Entertainment·Audio

Victor Garber heads to screen as Ken Taylor

Canadian actor Victor Garber makes his next foray onto the big screen as Ken Taylor, the Canadian diplomat who sheltered six Americans during the 1979 Iranian hostage crisis.
Victor Garber's next screen role is as Canadian diplomat and hero Ken Taylor. (Associated Press)

Canadian actor Victor Garber makes his next foray onto the big screen as Ken Taylor, the Canadian diplomat who sheltered six Americans during the 1979 Iranian hostage crisis.

Like many of the London, Ont.-born actor’s roles, it’s not a lead, but an important part of the ensemble cast of the Ben Affleck-directed film Argo, scheduled to screen at the Toronto International Film Festival.  

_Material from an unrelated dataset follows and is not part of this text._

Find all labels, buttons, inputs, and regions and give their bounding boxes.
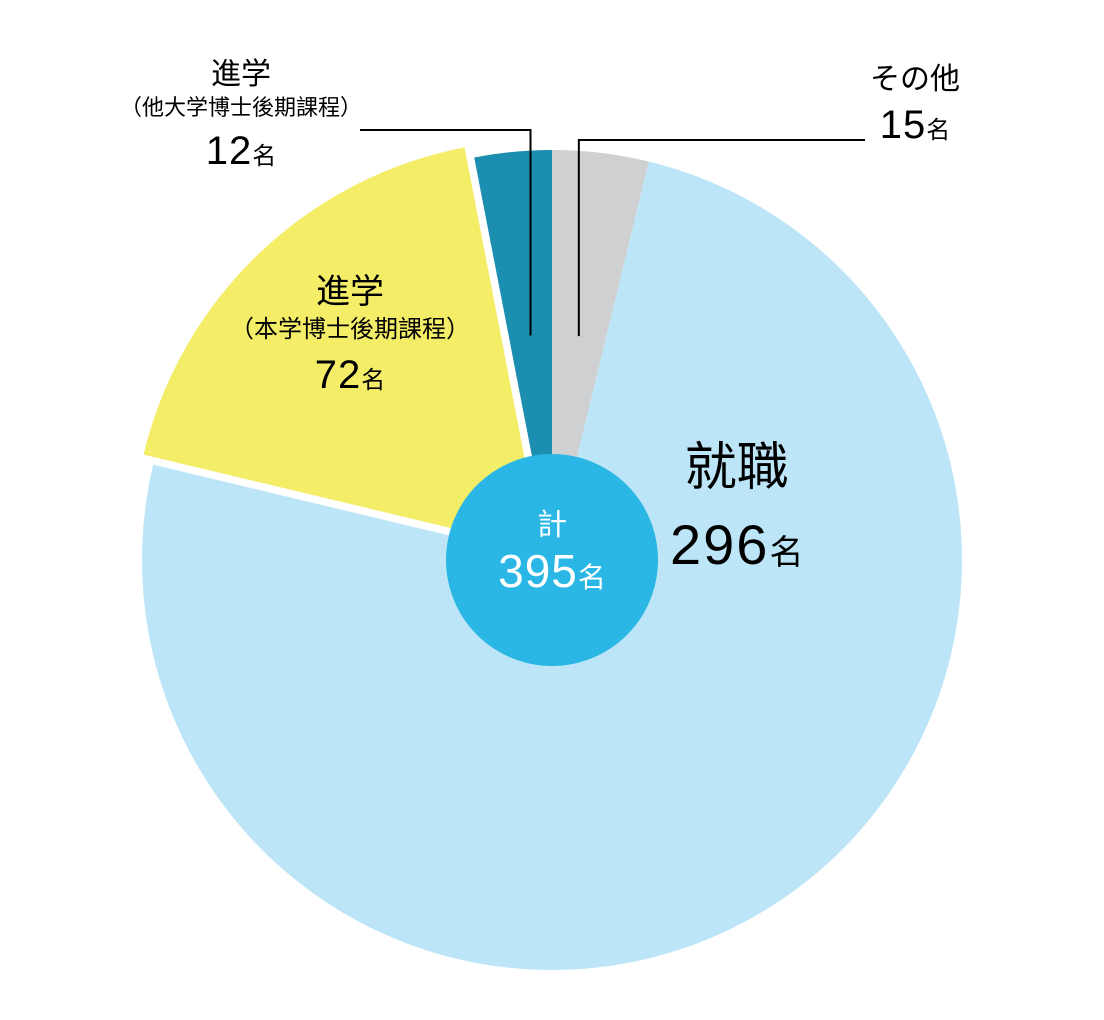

"I play Ken Taylor, who is a hero and a remarkable man and still with us, and I hope to meet him someday," Garber said in an interview with Jian Ghomeshi, host of CBC’s Q cultural affairs show.

He calls the story of Argo "crazy and captivating" but admits the movie version of the mission to get the six Americans out of Iran is partly fictionalized.

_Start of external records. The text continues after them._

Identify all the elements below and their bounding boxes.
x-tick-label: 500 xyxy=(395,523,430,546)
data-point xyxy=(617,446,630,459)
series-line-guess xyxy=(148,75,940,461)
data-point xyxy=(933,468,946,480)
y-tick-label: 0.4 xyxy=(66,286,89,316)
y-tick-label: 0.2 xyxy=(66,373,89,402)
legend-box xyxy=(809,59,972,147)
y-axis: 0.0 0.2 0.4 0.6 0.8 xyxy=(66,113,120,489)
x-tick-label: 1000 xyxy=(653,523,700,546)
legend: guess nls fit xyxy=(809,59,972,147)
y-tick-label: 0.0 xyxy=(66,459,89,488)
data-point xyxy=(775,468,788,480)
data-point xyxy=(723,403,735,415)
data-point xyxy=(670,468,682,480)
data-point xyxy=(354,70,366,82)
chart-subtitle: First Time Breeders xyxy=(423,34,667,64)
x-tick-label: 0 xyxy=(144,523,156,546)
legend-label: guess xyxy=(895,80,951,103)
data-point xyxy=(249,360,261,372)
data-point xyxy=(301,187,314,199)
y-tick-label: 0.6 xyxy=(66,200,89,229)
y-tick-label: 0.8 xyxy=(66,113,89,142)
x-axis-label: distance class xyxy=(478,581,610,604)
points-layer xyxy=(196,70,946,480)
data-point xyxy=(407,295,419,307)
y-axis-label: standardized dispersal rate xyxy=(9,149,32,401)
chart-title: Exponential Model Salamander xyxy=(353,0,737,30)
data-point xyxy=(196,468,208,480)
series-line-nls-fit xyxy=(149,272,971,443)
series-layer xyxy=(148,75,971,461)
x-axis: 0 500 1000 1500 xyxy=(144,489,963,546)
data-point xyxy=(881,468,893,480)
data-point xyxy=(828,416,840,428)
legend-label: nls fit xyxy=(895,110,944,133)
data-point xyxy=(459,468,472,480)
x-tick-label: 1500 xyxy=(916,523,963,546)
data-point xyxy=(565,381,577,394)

Garber talked to Q about his early career as a singer with folk band Sugar Shoppe, his first acting gig as Jesus in the legendary 1970s musical Godspell in Toronto and what he looks for when he takes a role.

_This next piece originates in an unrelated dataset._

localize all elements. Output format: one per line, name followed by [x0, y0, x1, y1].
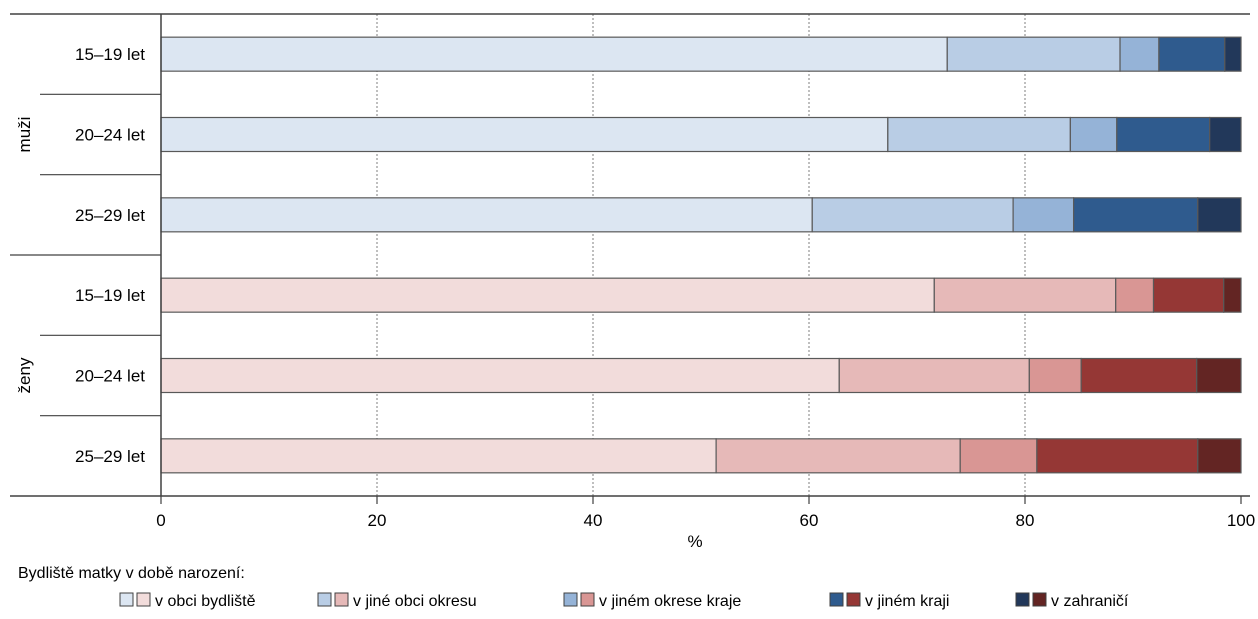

Garber says his first love is theatre and his long career on the stage has seen him nominated for a Tony Award four times. On TV, he is most associated with his role as a spy and father on Alias, though he also had Emmy nominations for Frasier and Will and Grace.

He says he’s never had a role that catapulted him to stardom, but his turn as the ship’s designer Thomas Andrews, who awaits what he knows is the inevitable sinking with an admirable calm in Titanic, got him a lot of notice. Titanic returned to screens earlier this year in 3D.